Editions: What about Compiler Plugins?
libxmoc
libxmoc at gmail.com
Wed Mar 11 11:48:01 UTC 2026
On Wednesday, 11 March 2026 at 10:12:53 UTC, libxmoc wrote:
> The recent discussions around D Editions and Walter's call to
> drop legacy features (like -revert=intpromote, complex numbers,
> or even lazy and alias this (i like alias this `:'(`))

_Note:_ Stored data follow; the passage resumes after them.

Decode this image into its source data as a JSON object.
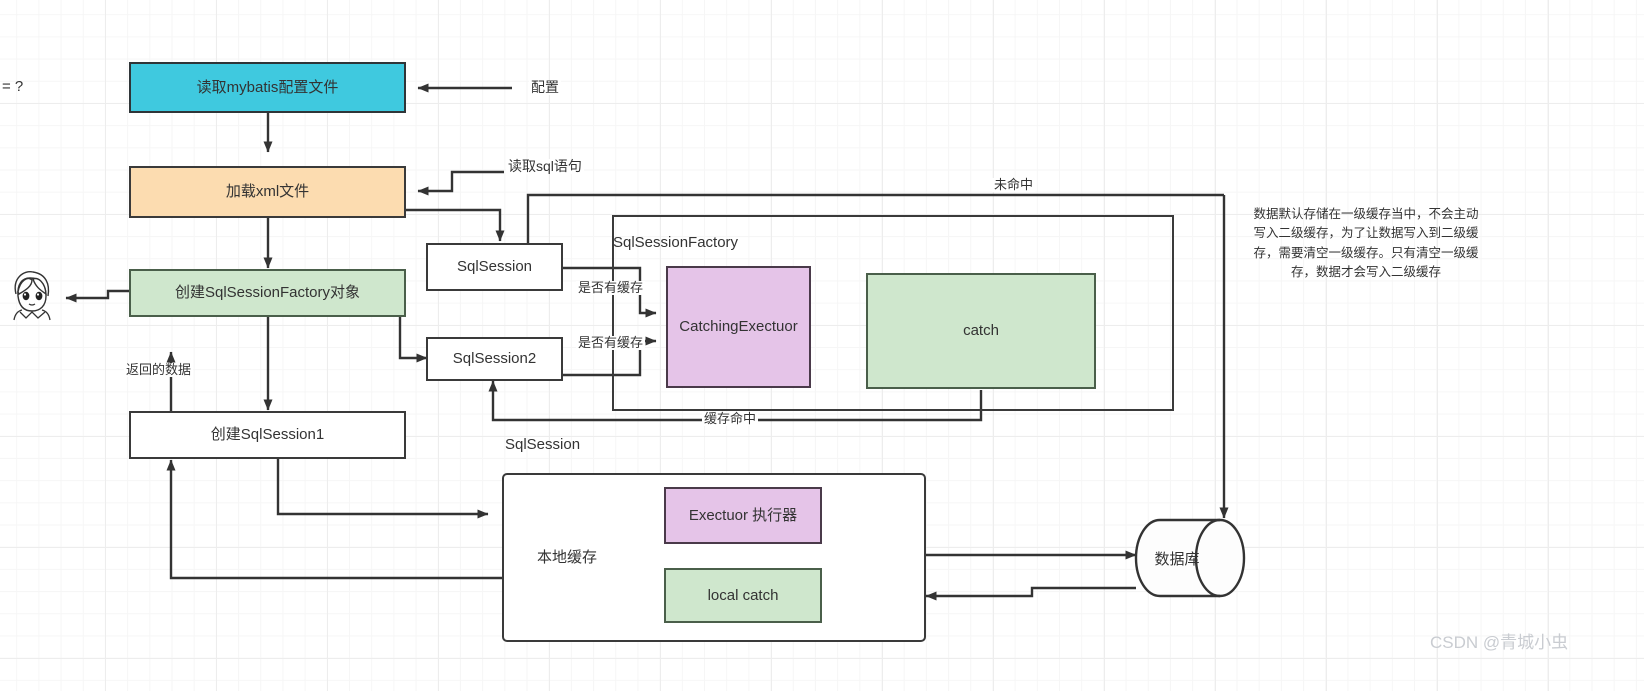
{
  "diagram": {
    "title_watermark": "CSDN @青城小虫",
    "corner_fragment": "= ?",
    "colors": {
      "cyan": "#3fc9df",
      "orange": "#fcdcb0",
      "green": "#cfe7cd",
      "purple": "#e5c4e8",
      "stroke": "#3a3a3a",
      "grid": "#ededed",
      "watermark": "#c9ccd1"
    },
    "nodes": [
      {
        "id": "read-config",
        "label": "读取mybatis配置文件"
      },
      {
        "id": "load-xml",
        "label": "加载xml文件"
      },
      {
        "id": "create-factory",
        "label": "创建SqlSessionFactory对象"
      },
      {
        "id": "create-session1",
        "label": "创建SqlSession1"
      },
      {
        "id": "sqlsession",
        "label": "SqlSession"
      },
      {
        "id": "sqlsession2",
        "label": "SqlSession2"
      },
      {
        "id": "catching-exectuor",
        "label": "CatchingExectuor"
      },
      {
        "id": "catch",
        "label": "catch"
      },
      {
        "id": "exectuor",
        "label": "Exectuor 执行器"
      },
      {
        "id": "local-catch",
        "label": "local  catch"
      },
      {
        "id": "database",
        "label": "数据库"
      }
    ],
    "groups": [
      {
        "id": "sqlsessionfactory-group",
        "label": "SqlSessionFactory"
      },
      {
        "id": "sqlsession-group",
        "label": "SqlSession"
      },
      {
        "id": "local-cache-label",
        "label": "本地缓存"
      }
    ],
    "edge_labels": [
      {
        "id": "config",
        "text": "配置"
      },
      {
        "id": "read-sql",
        "text": "读取sql语句"
      },
      {
        "id": "return-data",
        "text": "返回的数据"
      },
      {
        "id": "has-cache-1",
        "text": "是否有缓存"
      },
      {
        "id": "has-cache-2",
        "text": "是否有缓存"
      },
      {
        "id": "cache-hit",
        "text": "缓存命中"
      },
      {
        "id": "cache-miss",
        "text": "未命中"
      }
    ],
    "note": {
      "id": "second-level-cache-note",
      "text": "数据默认存储在一级缓存当中，不会主动\n写入二级缓存，为了让数据写入到二级缓\n存，需要清空一级缓存。只有清空一级缓\n存，数据才会写入二级缓存"
    }
  }
}
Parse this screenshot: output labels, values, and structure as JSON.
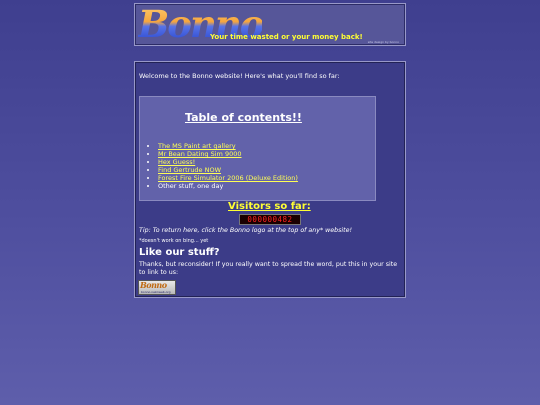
{
  "header": {
    "logo_text": "Bonno",
    "tagline": "Your time wasted or your money back!",
    "credit": "site design by bonno"
  },
  "main": {
    "welcome": "Welcome to the Bonno website! Here's what you'll find so far:",
    "toc": {
      "title": "Table of contents!!",
      "items": [
        {
          "label": "The MS Paint art gallery",
          "is_link": true
        },
        {
          "label": "Mr Bean Dating Sim 9000",
          "is_link": true
        },
        {
          "label": "Hex Guess!",
          "is_link": true
        },
        {
          "label": "Find Gertrude NOW",
          "is_link": true
        },
        {
          "label": "Forest Fire Simulator 2006 (Deluxe Edition)",
          "is_link": true
        },
        {
          "label": "Other stuff, one day",
          "is_link": false
        }
      ]
    },
    "visitors_label": "Visitors so far:",
    "visitor_count": "000000482",
    "tip": "Tip: To return here, click the Bonno logo at the top of any* website!",
    "footnote": "*doesn't work on bing... yet",
    "like_heading": "Like our stuff?",
    "share_text": "Thanks, but reconsider! If you really want to spread the word, put this in your site to link to us:",
    "badge": {
      "logo_text": "Bonno",
      "subtext": "bonno.nekoweb.org"
    }
  },
  "colors": {
    "background": "#4a4a99",
    "panel": "#3c3c88",
    "toc_box": "#6262aa",
    "link": "#ffff55",
    "accent_yellow": "#ffff33",
    "counter_digits": "#ff2222"
  }
}
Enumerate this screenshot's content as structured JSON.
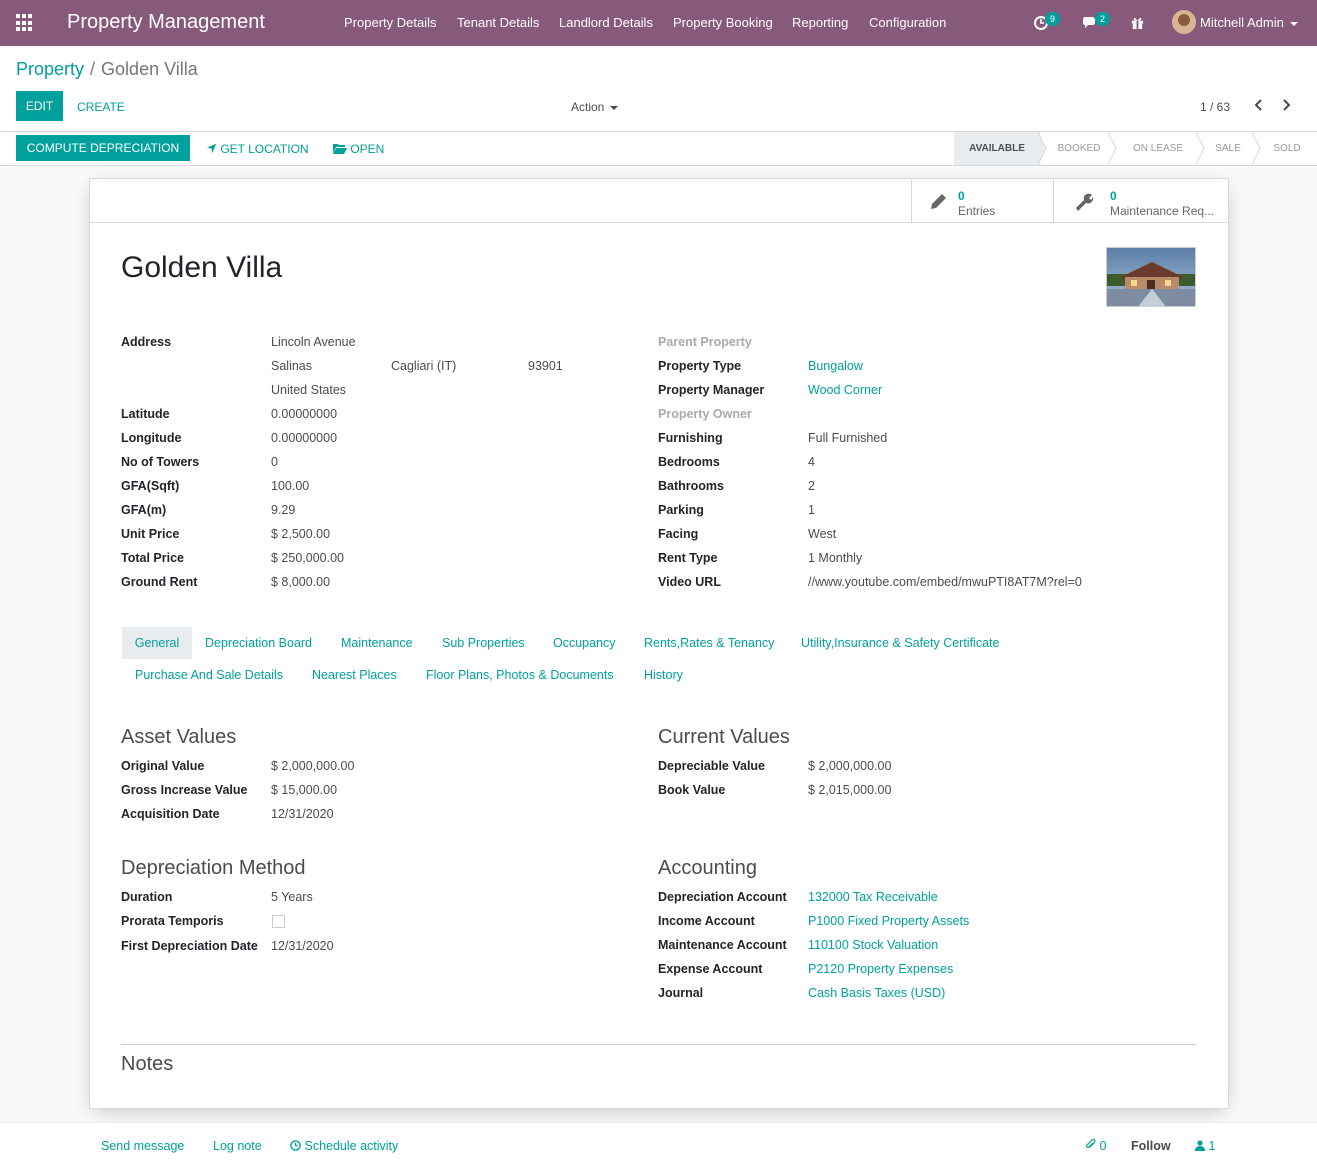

> highlight a recurring problem: the D compiler does too much
> stuff.
>
> Simultaneously, we have ongoing debates about half implemented
> concepts like @live. As Rikki and Timon's recent exchange
> pointed out, D is stuck in a weird middle ground. It is trying
> to hardcode highly complex, paradigm-shifting semantics (like
> Rust inspired borrow checking) directly into the core compiler
> frontend, which results in confusion, incomplete
> implementations, and ever growing @ soup.
>
> Instead of just treating Editions as a garbage collection (pun
> intended) pass for old features, has anyone on the team
> explored opening up the compiler with a Plugin API?
>
> If the AST and semantic analysis phases were exposed via a
> stable API, we could change how D evolves. Rather than bloating
> DMD, arguing over which features deserve to exist and which
> deserve the die, we could strip the core language down to a
> minimalist base for the next Edition and offload the rest to
> the community.
Languages embracing compiler plugins:
Kotlin: https://kotlinlang.org/docs/compiler-plugins-overview.html
Rust:
https://dev-doc.rust-lang.org/beta/unstable-book/language-features/plugin.html
C#: https://learn.microsoft.com/en-us/dotnet/csharp/roslyn-sdk/
Swift, Scala, OCcaml..
It looks like there is something worth exploring here.